Another reason for the practice in those days, he said, is for the deceased to have contact with the family and the property he left behind. So, by being buried at home, he or she can see what is happening to his family.

This practice was quite rampart until   poverty made peopleto stop the practice. Criminals visited the graves of such rich people to cart away the valuables buried along with them. At other times, the cases of removal of corpses for the purpose of ritual was another reason people in those days resorted to burying their dead close to them in order to monitor their dead, especially if they are wealthy, influential or righteous.

“Eventually people began to attach divinity to these graves by channelling their requests at such grave sites by asking the dead for protection over the family members they left behind. Although other religions are not against such practice, it is the most grievous sin in Islam as it is tantamount to placing these dead on the same pedestal with God referred to as (Shirk) in Islam”, he explained.

Clusters of graves are regular sights in many residential homes in Kwara State.  In fact, a stranger could walk on such graves without knowing. Even with the provision of land by the state government, the people are so attached to this old practice and are not close to abandoning it yet.

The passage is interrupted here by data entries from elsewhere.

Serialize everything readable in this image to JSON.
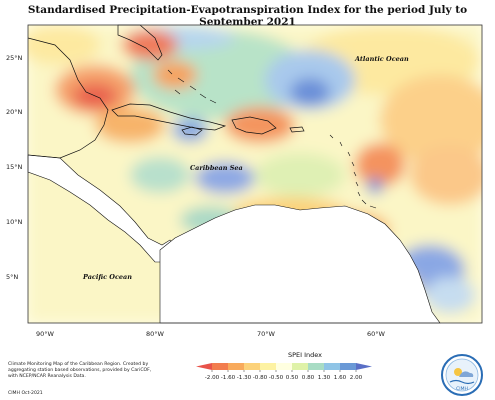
{
  "title": "Standardised Precipitation-Evapotranspiration Index for the period July to September 2021",
  "map": {
    "lat_ticks": [
      "25°N",
      "20°N",
      "15°N",
      "10°N",
      "5°N"
    ],
    "lon_ticks": [
      "90°W",
      "80°W",
      "70°W",
      "60°W"
    ],
    "labels": {
      "atlantic": "Atlantic Ocean",
      "caribbean": "Caribbean Sea",
      "pacific": "Pacific Ocean"
    }
  },
  "legend": {
    "title": "SPEI Index",
    "ticks": [
      "-2.00",
      "-1.60",
      "-1.30",
      "-0.80",
      "-0.50",
      "0.50",
      "0.80",
      "1.30",
      "1.60",
      "2.00"
    ],
    "colors": [
      "#e8534a",
      "#f27d4e",
      "#f8aa5c",
      "#fcd27a",
      "#fdf2a2",
      "#ffffe0",
      "#dff2a8",
      "#a8dcc4",
      "#8fc4e6",
      "#6a99d6",
      "#5a6fc6"
    ]
  },
  "credit": {
    "text": "Climate Monitoring Map of the Caribbean Region. Created by aggregating station based observations, provided by CariCOF, with NCEP/NCAR Reanalysis Data.",
    "date": "CIMH Oct-2021"
  },
  "logo": {
    "label": "CIMH",
    "icon": "cimh-logo-icon"
  }
}
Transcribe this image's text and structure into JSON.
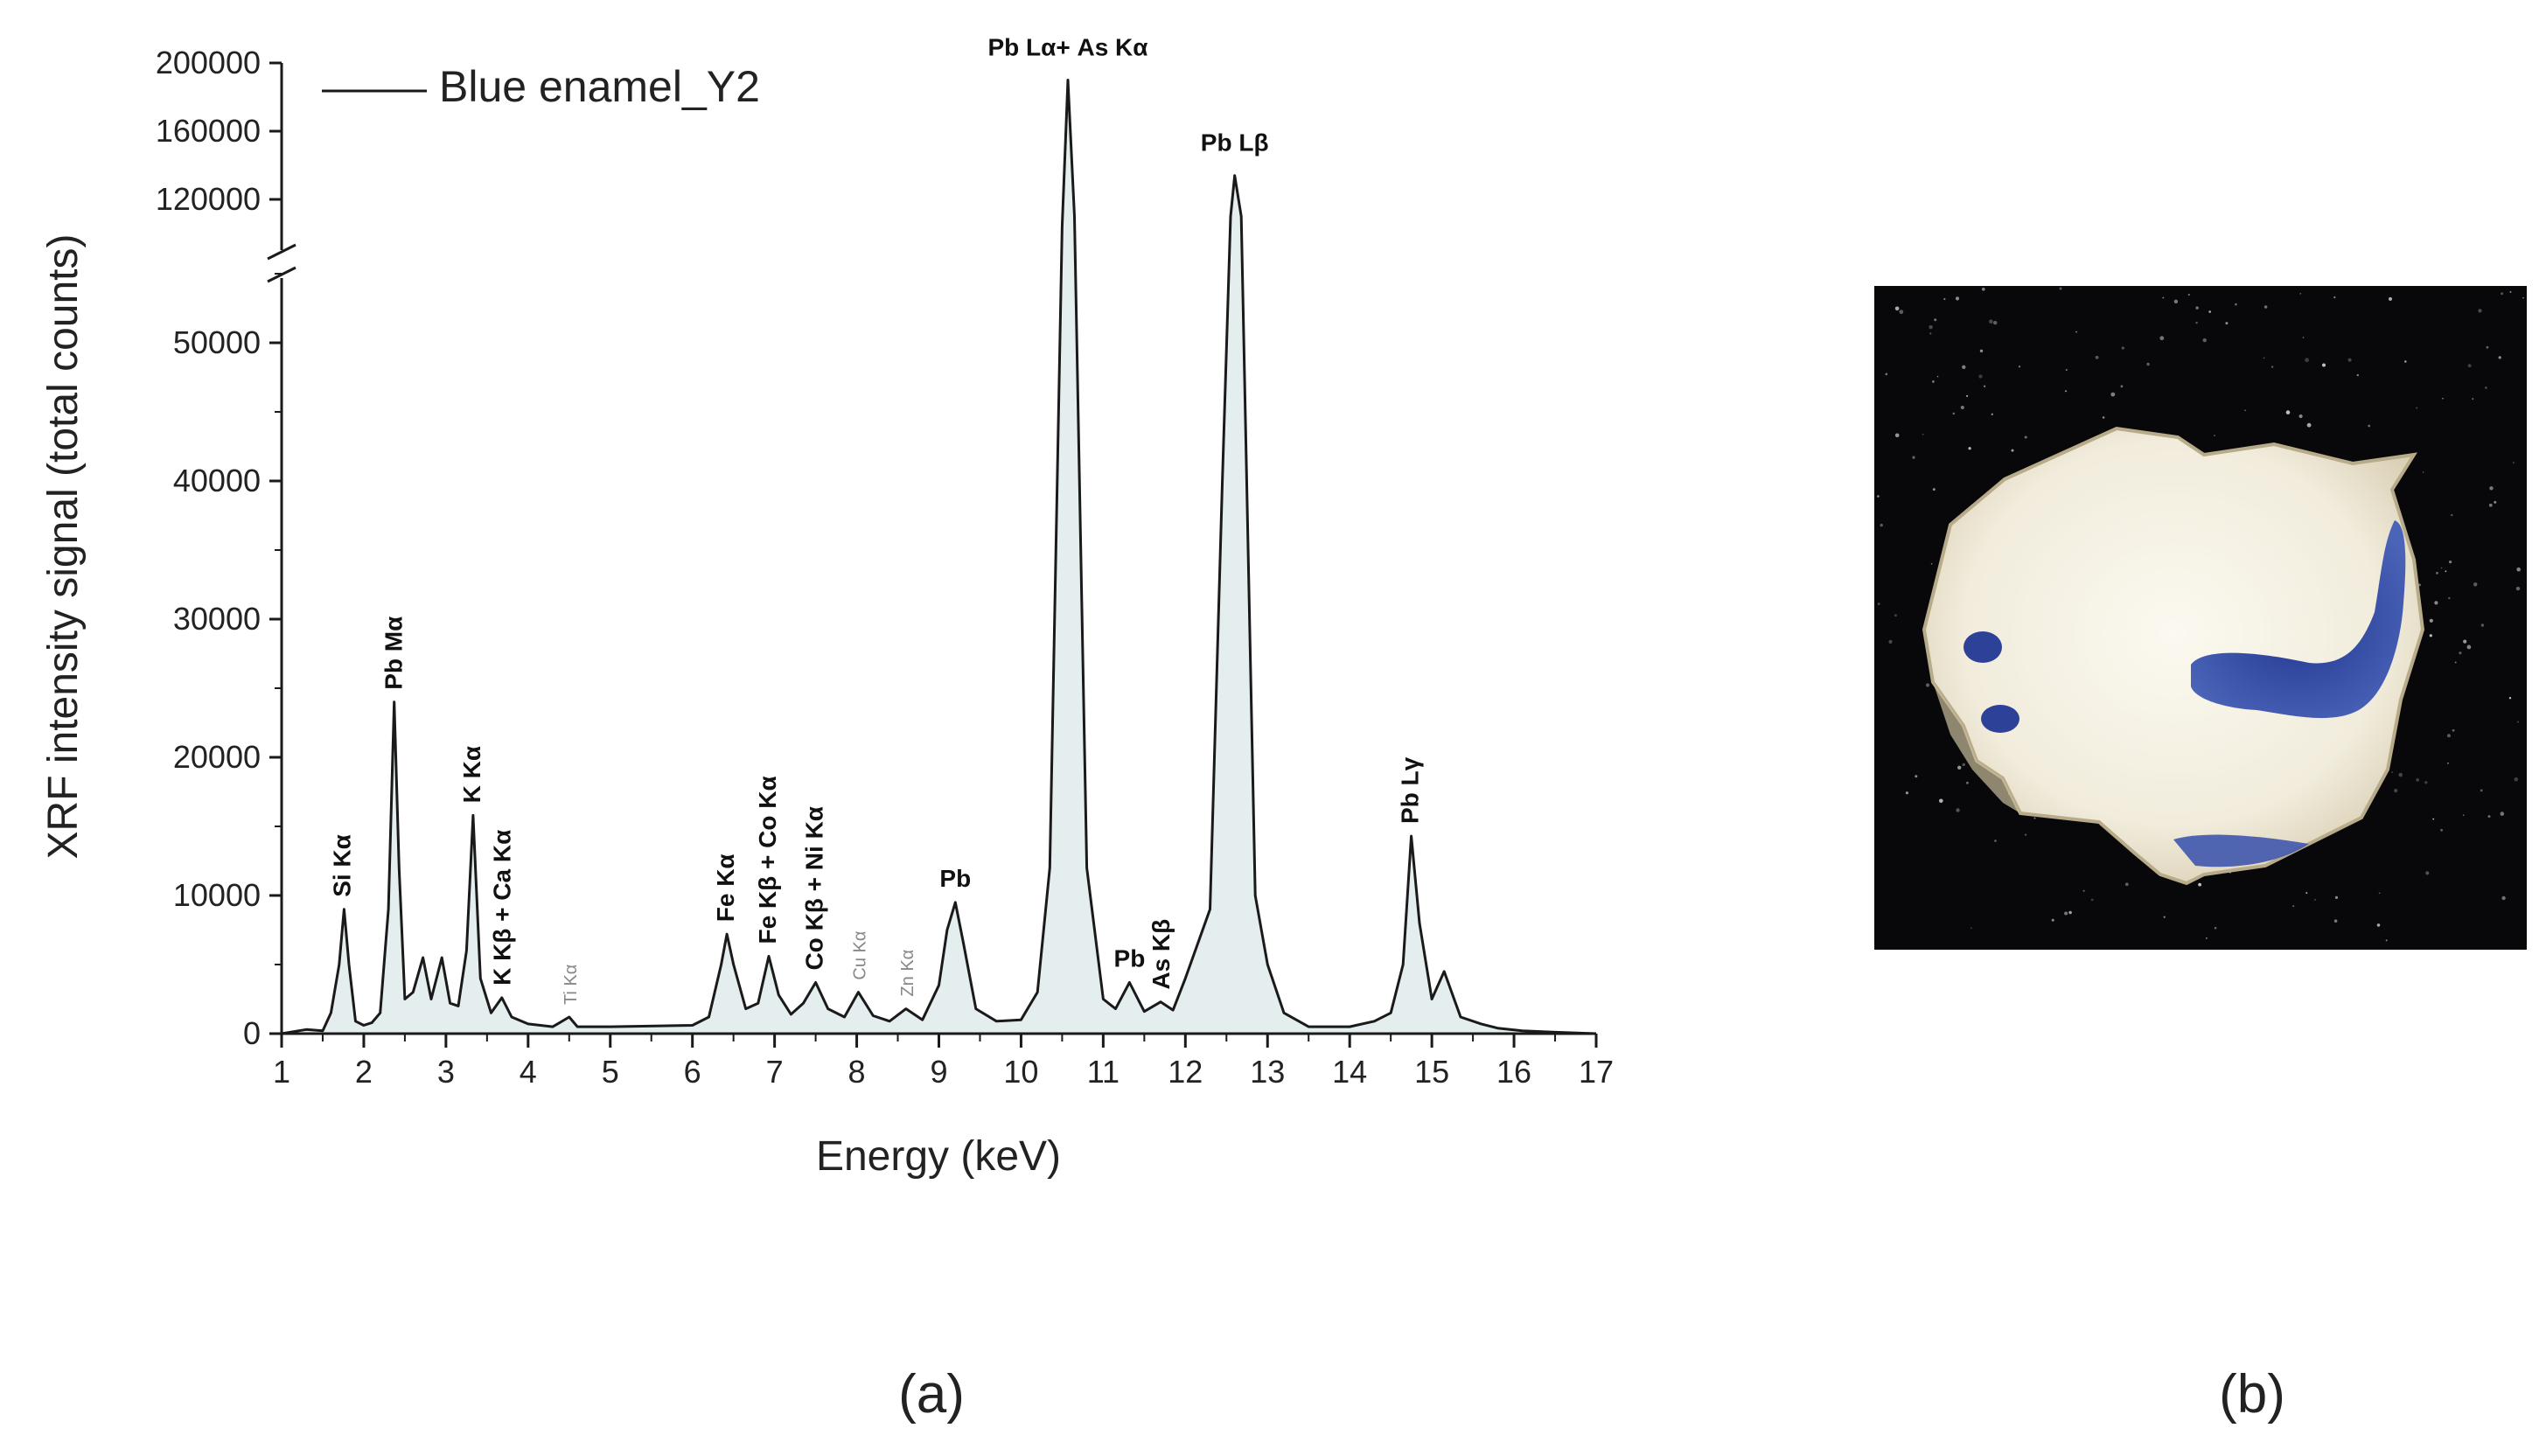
{
  "panels": {
    "a_label": "(a)",
    "b_label": "(b)"
  },
  "colors": {
    "line": "#1a1a1a",
    "fill": "#e4eeee",
    "photo_background": "#08080a",
    "enamel_white": "#f3efe2",
    "cobalt_blue": "#2b3f9c"
  },
  "chart_data": {
    "type": "area",
    "xlabel": "Energy (keV)",
    "ylabel": "XRF intensity signal (total counts)",
    "xlim": [
      1,
      17
    ],
    "x_ticks": [
      "1",
      "2",
      "3",
      "4",
      "5",
      "6",
      "7",
      "8",
      "9",
      "10",
      "11",
      "12",
      "13",
      "14",
      "15",
      "16",
      "17"
    ],
    "y_axis_broken": true,
    "y_segments": [
      {
        "range": [
          0,
          55000
        ],
        "ticks": [
          "0",
          "10000",
          "20000",
          "30000",
          "40000",
          "50000"
        ]
      },
      {
        "range": [
          110000,
          200000
        ],
        "ticks": [
          "120000",
          "160000",
          "200000"
        ]
      }
    ],
    "grid": false,
    "legend": {
      "position": "top-left",
      "entries": [
        "Blue enamel_Y2"
      ]
    },
    "series": [
      {
        "name": "Blue enamel_Y2",
        "x": [
          1.0,
          1.3,
          1.5,
          1.6,
          1.7,
          1.76,
          1.82,
          1.9,
          2.0,
          2.1,
          2.2,
          2.3,
          2.37,
          2.43,
          2.5,
          2.6,
          2.72,
          2.82,
          2.95,
          3.05,
          3.15,
          3.25,
          3.33,
          3.42,
          3.55,
          3.68,
          3.8,
          4.0,
          4.3,
          4.5,
          4.6,
          5.0,
          6.0,
          6.2,
          6.35,
          6.42,
          6.5,
          6.65,
          6.8,
          6.93,
          7.05,
          7.2,
          7.35,
          7.5,
          7.65,
          7.85,
          8.02,
          8.2,
          8.4,
          8.6,
          8.8,
          9.0,
          9.1,
          9.2,
          9.3,
          9.45,
          9.7,
          10.0,
          10.2,
          10.35,
          10.5,
          10.57,
          10.65,
          10.8,
          11.0,
          11.15,
          11.32,
          11.5,
          11.7,
          11.85,
          12.0,
          12.15,
          12.3,
          12.45,
          12.55,
          12.6,
          12.68,
          12.85,
          13.0,
          13.2,
          13.5,
          14.0,
          14.3,
          14.5,
          14.65,
          14.75,
          14.85,
          15.0,
          15.15,
          15.35,
          15.6,
          15.8,
          16.1,
          16.5,
          17.0
        ],
        "y": [
          0,
          300,
          200,
          1500,
          5000,
          9000,
          5000,
          900,
          600,
          800,
          1500,
          9000,
          24000,
          12000,
          2500,
          3000,
          5500,
          2500,
          5500,
          2200,
          2000,
          6000,
          15800,
          4000,
          1500,
          2600,
          1200,
          700,
          500,
          1200,
          500,
          500,
          600,
          1200,
          5000,
          7200,
          5000,
          1800,
          2200,
          5600,
          2800,
          1400,
          2200,
          3700,
          1800,
          1200,
          3000,
          1300,
          900,
          1800,
          1000,
          3500,
          7500,
          9500,
          6500,
          1800,
          900,
          1000,
          3000,
          12000,
          100000,
          190000,
          110000,
          12000,
          2500,
          1800,
          3700,
          1600,
          2300,
          1700,
          4000,
          6500,
          9000,
          40000,
          110000,
          134000,
          110000,
          10000,
          5000,
          1500,
          500,
          500,
          900,
          1500,
          5000,
          14300,
          8000,
          2500,
          4500,
          1200,
          700,
          400,
          200,
          100,
          0
        ]
      }
    ],
    "annotations": [
      {
        "text": "Si Kα",
        "x": 1.75,
        "y": 9000,
        "faint": false
      },
      {
        "text": "Pb Mα",
        "x": 2.38,
        "y": 24000,
        "faint": false
      },
      {
        "text": "K Kα",
        "x": 3.33,
        "y": 15800,
        "faint": false
      },
      {
        "text": "K Kβ + Ca Kα",
        "x": 3.7,
        "y": 2600,
        "faint": false
      },
      {
        "text": "Ti Kα",
        "x": 4.5,
        "y": 1200,
        "faint": true
      },
      {
        "text": "Fe Kα",
        "x": 6.42,
        "y": 7200,
        "faint": false
      },
      {
        "text": "Fe Kβ + Co Kα",
        "x": 6.93,
        "y": 5600,
        "faint": false
      },
      {
        "text": "Co Kβ + Ni Kα",
        "x": 7.5,
        "y": 3700,
        "faint": false
      },
      {
        "text": "Cu Kα",
        "x": 8.02,
        "y": 3000,
        "faint": true
      },
      {
        "text": "Zn Kα",
        "x": 8.6,
        "y": 1800,
        "faint": true
      },
      {
        "text": "Pb",
        "x": 9.2,
        "y": 9500,
        "faint": false
      },
      {
        "text": "Pb Lα+ As Kα",
        "x": 10.57,
        "y": 190000,
        "faint": false
      },
      {
        "text": "Pb",
        "x": 11.32,
        "y": 3700,
        "faint": false
      },
      {
        "text": "As Kβ",
        "x": 11.72,
        "y": 2300,
        "faint": false
      },
      {
        "text": "Pb Lβ",
        "x": 12.6,
        "y": 134000,
        "faint": false
      },
      {
        "text": "Pb Lγ",
        "x": 14.75,
        "y": 14300,
        "faint": false
      }
    ]
  }
}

Like in Kwara, the ages-old tradition is still being practised in Osun State. However, religious leaders are of the opinion that a public burial ground is preferred.

Speaking with Weekly Trust in Osogbo, capital of Osun State during the week, the Imam of Baba Popo Mosque at Gbaemu area, Alhaji Salami Adejumo appealed to the Osun State Government to provide a public cemetry so as to discourage people from burying their relatives in the family compound. He also noted that of burying corpses at home is not attractive, but it will persist until government provides cemetery.

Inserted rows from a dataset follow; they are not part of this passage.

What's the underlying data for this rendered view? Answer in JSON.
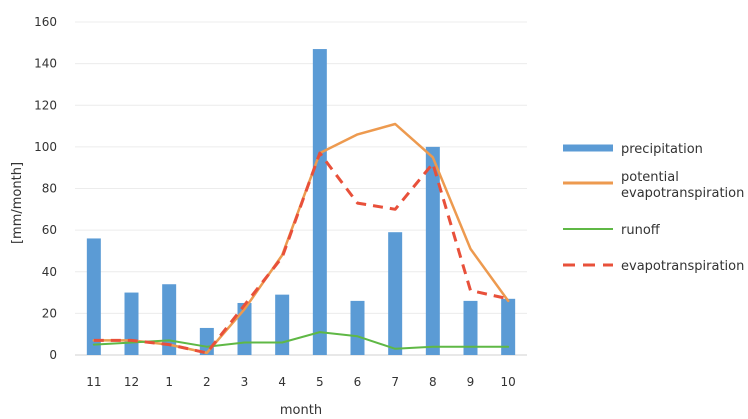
{
  "chart_data": {
    "type": "bar",
    "categories": [
      "11",
      "12",
      "1",
      "2",
      "3",
      "4",
      "5",
      "6",
      "7",
      "8",
      "9",
      "10"
    ],
    "series": [
      {
        "name": "precipitation",
        "kind": "bar",
        "color": "#5b9bd5",
        "values": [
          56,
          30,
          34,
          13,
          25,
          29,
          147,
          26,
          59,
          100,
          26,
          27
        ]
      },
      {
        "name": "potential evapotranspiration",
        "kind": "line",
        "color": "#ed9a4f",
        "values": [
          7,
          7,
          5,
          1,
          22,
          48,
          97,
          106,
          111,
          95,
          51,
          26
        ]
      },
      {
        "name": "runoff",
        "kind": "line",
        "color": "#5fb845",
        "values": [
          5,
          6,
          7,
          4,
          6,
          6,
          11,
          9,
          3,
          4,
          4,
          4
        ]
      },
      {
        "name": "evapotranspiration",
        "kind": "dashed-line",
        "color": "#e8503a",
        "values": [
          7,
          7,
          5,
          1,
          24,
          47,
          97,
          73,
          70,
          92,
          31,
          27
        ]
      }
    ],
    "xlabel": "month",
    "ylabel": "[mm/month]",
    "ylim": [
      0,
      160
    ],
    "yticks": [
      0,
      20,
      40,
      60,
      80,
      100,
      120,
      140,
      160
    ],
    "grid": true,
    "legend_position": "right"
  }
}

“It is true that of burying corpses at the family compounds is not attractive nowadays. If government provides public cemeteries, people will be willing to take their corpses to such places. Some of the organizations that have graveyards restrict their cemetery to the members. They don’t allow non members to be buried in such cemeteries”.

For Alhaji Liasu, there must be adequate security for the cemeteries before people would be convinced to take their corpses there for burial. “Our experience in recent time is not very palatable with the way some unscrupulous elements in the society were removing parts of the bodies of the corpses from cemeteries. Until government provides public burial grounds with fence and adequate security, people would continue to bury their corpses at the family compound. Unfortunately, there is very limited space in those family compounds. Before you know it, the entire places will be covered with graves.”

However, the ban in Ekiti has continued to elicit condemnation from some quarters.  Abuja-based Mr Omotayo Owolo a businessman from Osun State said the ban would have adverse affect on the Yoruba culture and norms.  “Culture is quite different from modernization. Modernization does not create room for burying deceased relatives in residential areas, but that is our tradition and there is nothing the government can do except through enlightenment and gradual encouragement of the entire race. Not by enforcement or through a law haphazardly enacted,” he noted.

Also, Mr. Tawab Fatola from Ikire in Osun State told Weekly Trust in Abuja that the practice is to show children the graves of their ancestors in the family. “If my children did not grow to know my father or my grandfather, I can show them their graves and photographs,” he explained. Fatola said both Christians and Muslims in Ikire bury their family members, especially the old ones, in residential areas.”